The Sun4d architecture provides both a primary and a secondary cache. The primary data and instruction caches reside on the SuperSPARC CPU while the secondary cache is contained on the CPU board. Access to the main memory is done over the system XDBUS. Associated with the CPU and cache is the Bus Watcher and Cache Controller which ensure consistency between all of the CPUs in the system. Although support for caching greatly complicates the hardware design of the system, efficient use of the cache by the operating system will greatly improve the overall performance of the system.
A simple block diagram of the CPU/Memory Subsystem for the Sun4d architecture shows the "distance" between the CPU to the DRAM making up the main memory. Maximizing the frequency that accesses can be done from the primary (within the CPU) or secondary caches not only speeds the operation but also reduces the amount of traffic that takes place on the XDBUS. Reducing the number or scope of shared data objects lessens the number of cache invalidates which occur on the bus.
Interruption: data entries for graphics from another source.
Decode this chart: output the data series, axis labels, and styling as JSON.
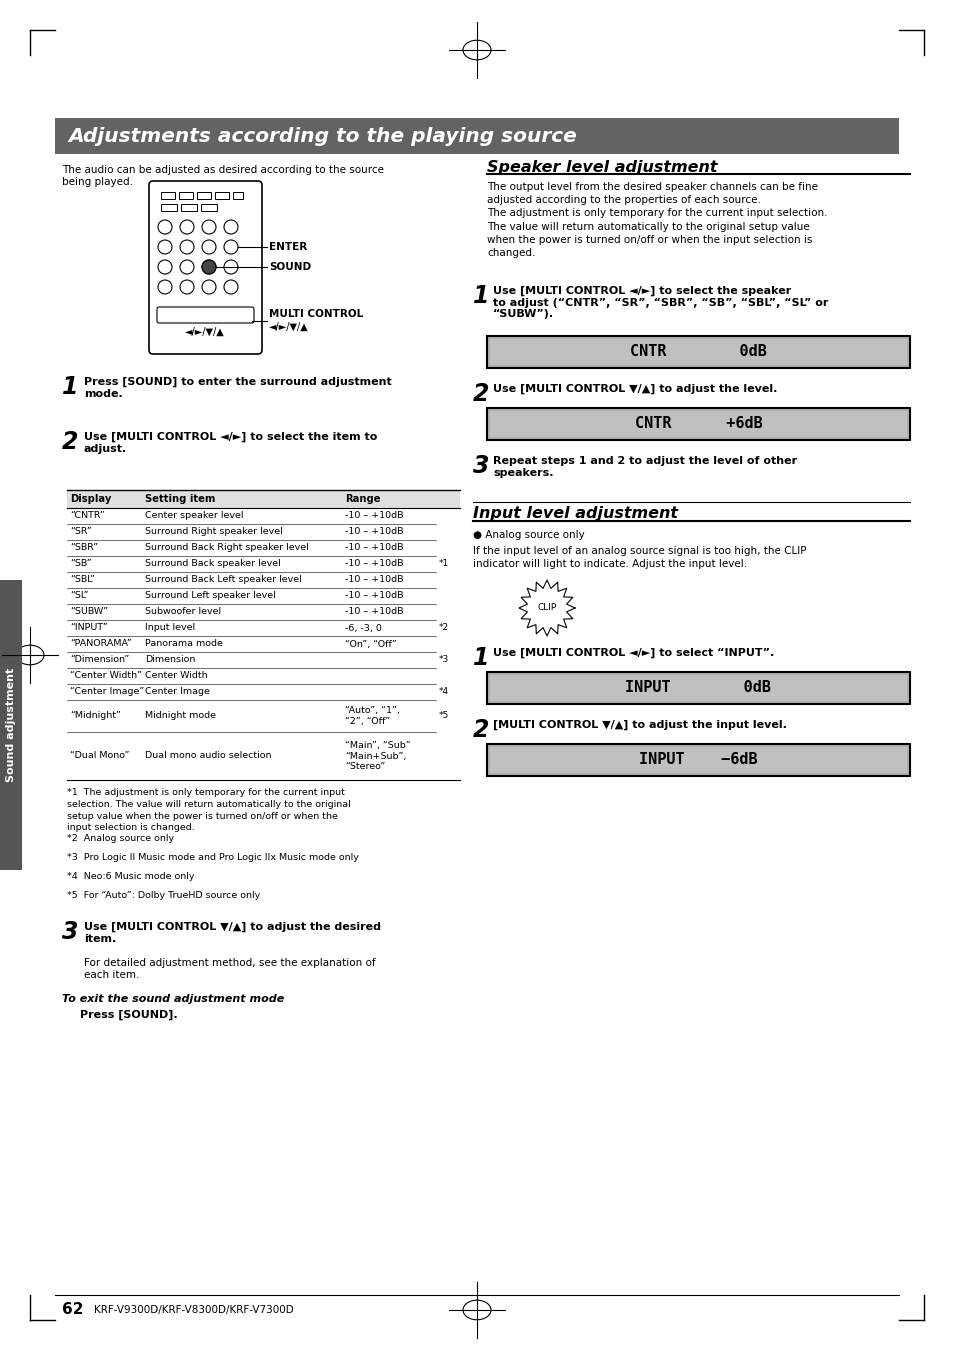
{
  "title": "Adjustments according to the playing source",
  "title_bg": "#636363",
  "title_color": "#ffffff",
  "page_bg": "#ffffff",
  "header_intro": "The audio can be adjusted as desired according to the source\nbeing played.",
  "steps_left": [
    {
      "num": "1",
      "text": "Press [SOUND] to enter the surround adjustment\nmode."
    },
    {
      "num": "2",
      "text": "Use [MULTI CONTROL ◄/►] to select the item to\nadjust."
    }
  ],
  "table_headers": [
    "Display",
    "Setting item",
    "Range"
  ],
  "table_rows": [
    [
      "“CNTR”",
      "Center speaker level",
      "-10 – +10dB",
      ""
    ],
    [
      "“SR”",
      "Surround Right speaker level",
      "-10 – +10dB",
      ""
    ],
    [
      "“SBR”",
      "Surround Back Right speaker level",
      "-10 – +10dB",
      ""
    ],
    [
      "“SB”",
      "Surround Back speaker level",
      "-10 – +10dB",
      "*1"
    ],
    [
      "“SBL”",
      "Surround Back Left speaker level",
      "-10 – +10dB",
      ""
    ],
    [
      "“SL”",
      "Surround Left speaker level",
      "-10 – +10dB",
      ""
    ],
    [
      "“SUBW”",
      "Subwoofer level",
      "-10 – +10dB",
      ""
    ],
    [
      "“INPUT”",
      "Input level",
      "-6, -3, 0",
      "*2"
    ],
    [
      "“PANORAMA”",
      "Panorama mode",
      "“On”, “Off”",
      ""
    ],
    [
      "“Dimension”",
      "Dimension",
      "",
      "*3"
    ],
    [
      "“Center Width”",
      "Center Width",
      "",
      ""
    ],
    [
      "“Center Image”",
      "Center Image",
      "",
      "*4"
    ],
    [
      "“Midnight”",
      "Midnight mode",
      "“Auto”, “1”,\n“2”, “Off”",
      "*5"
    ],
    [
      "“Dual Mono”",
      "Dual mono audio selection",
      "“Main”, “Sub”\n“Main+Sub”,\n“Stereo”",
      ""
    ]
  ],
  "footnotes": [
    [
      "*1",
      "The adjustment is only temporary for the current input\nselection. The value will return automatically to the original\nsetup value when the power is turned on/off or when the\ninput selection is changed."
    ],
    [
      "*2",
      "Analog source only"
    ],
    [
      "*3",
      "Pro Logic II Music mode and Pro Logic IIx Music mode only"
    ],
    [
      "*4",
      "Neo:6 Music mode only"
    ],
    [
      "*5",
      "For “Auto”: Dolby TrueHD source only"
    ]
  ],
  "step3_text": "Use [MULTI CONTROL ▼/▲] to adjust the desired\nitem.",
  "detail_text": "For detailed adjustment method, see the explanation of\neach item.",
  "exit_title": "To exit the sound adjustment mode",
  "exit_body": "Press [SOUND].",
  "speaker_title": "Speaker level adjustment",
  "speaker_intro": "The output level from the desired speaker channels can be fine\nadjusted according to the properties of each source.\nThe adjustment is only temporary for the current input selection.\nThe value will return automatically to the original setup value\nwhen the power is turned on/off or when the input selection is\nchanged.",
  "speaker_step1": "Use [MULTI CONTROL ◄/►] to select the speaker\nto adjust (“CNTR”, “SR”, “SBR”, “SB”, “SBL”, “SL” or\n“SUBW”).",
  "speaker_disp1": "CNTR        0dB",
  "speaker_step2": "Use [MULTI CONTROL ▼/▲] to adjust the level.",
  "speaker_disp2": "CNTR      +6dB",
  "speaker_step3": "Repeat steps 1 and 2 to adjust the level of other\nspeakers.",
  "input_title": "Input level adjustment",
  "input_bullet": "● Analog source only",
  "input_intro": "If the input level of an analog source signal is too high, the CLIP\nindicator will light to indicate. Adjust the input level.",
  "input_step1": "Use [MULTI CONTROL ◄/►] to select “INPUT”.",
  "input_disp1": "INPUT        0dB",
  "input_step2": "[MULTI CONTROL ▼/▲] to adjust the input level.",
  "input_disp2": "INPUT    −6dB",
  "page_num": "62",
  "page_label": "KRF-V9300D/KRF-V8300D/KRF-V7300D",
  "sidebar_text": "Sound adjustment"
}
A number of techniques can be used to enhance the cache utilization of the system. For example, as a thread runs on a particular CPU, the main memory areas that it accesses are duplicated in that CPU's cache. At some point, this thread will go to sleep. When the scheduler awakens this thread, it can cause the thread to execute on the same CPU, thereby using any "state" which remains in the CPU's cache from the previous time of execution. This technique is known as processor affinity and is becoming more common in multiprocessor systems. Processor affinity cannot be taken too far, however, since the workload of the system must be balanced between multiple CPUs.
The existence of shared data objects within the kernel is a significant impediment to providing high cache utilization. Every time a thread writes to a shared kernel data object, any copies of this data object which resides on other CPU's caches must be invalidated to ensure coherency. As the number of CPUs in the system increase, this problem becomes much more significant. Extensive performance testing has identified a number of objects where this is a problem. Algorithmic changes have been made to Solaris to reduce the frequency of these invalidations and thereby improve cache utilization.